Water, Copper, Wak'as, and Empire in the High Altitude Atacama

-Event-

Start Date: Jan 19, 2021 - 07:30pm

Location: Presented via Zoom

Frances Hayashida is presenting a talk entitled Water, Copper, Wak'as, and Empire in the High-Altitude Atacama on Tuesday, January 19th at 7:30 pm via Zoom for the Albuquerque Archaeological Society.

How did prehispanic farmers make a living in the hyperarid, high-altitude Atacama Desert and how did their lives and landscapes change under Inka rule? Archaeologists from the University of New Mexico, the University of Chile and the Spanish National Research Council are collaborating to answer these questions for the upper Loa region of northern Chile. In this seemingly marginal landscape, Late Intermediate (ca. AD 1100–1400) communities herded llamas, irrigated terraced slopes with spring-fed canals, and mined copper. When the Inka took over this region in ca. AD 1400, they built roads and administrative centers, intensified copper mining, and expanded irrigation agriculture. An explanation for these changes requires acknowledging, as the Inka and local communities did, the role played by powerful landscape beings (wak’as) in local life and imperial politics. Inka claims to water, land, and labor were reinforced and legitimated through their control and use of copper minerals, a substance essential for offerings to mountain wak’as, the source of water and hence of life in this hyperarid environment.

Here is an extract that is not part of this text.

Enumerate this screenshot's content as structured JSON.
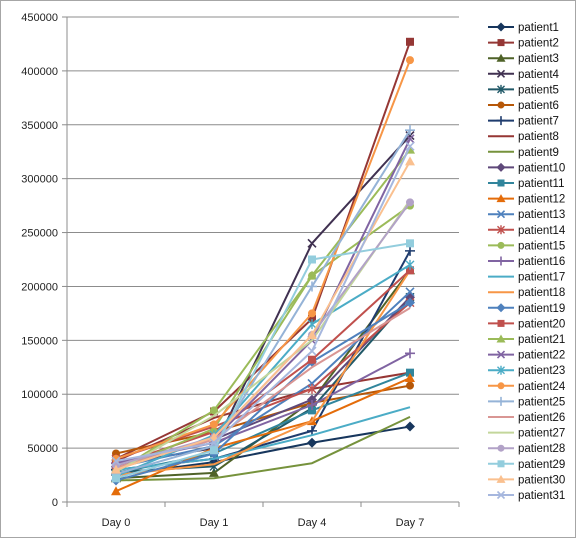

Frances Hayashida is an archaeologist who studies late prehispanic societies in the Andes. She has worked primarily on the north coast of Peru. With colleagues from Chile and Spain, she currently co-directs an interdisciplinary, collaborative project on late prehispanic land use and the consequences of Inka rule in the high-altitude Atacama Desert. She is a professor of anthropology and the director of the Latin American and Iberian Institute at the University of New Mexico. Originally from Honolulu, Hawaii, she received her bachelor’s and master’s degrees from Stanford University and her PhD from the University of Michigan.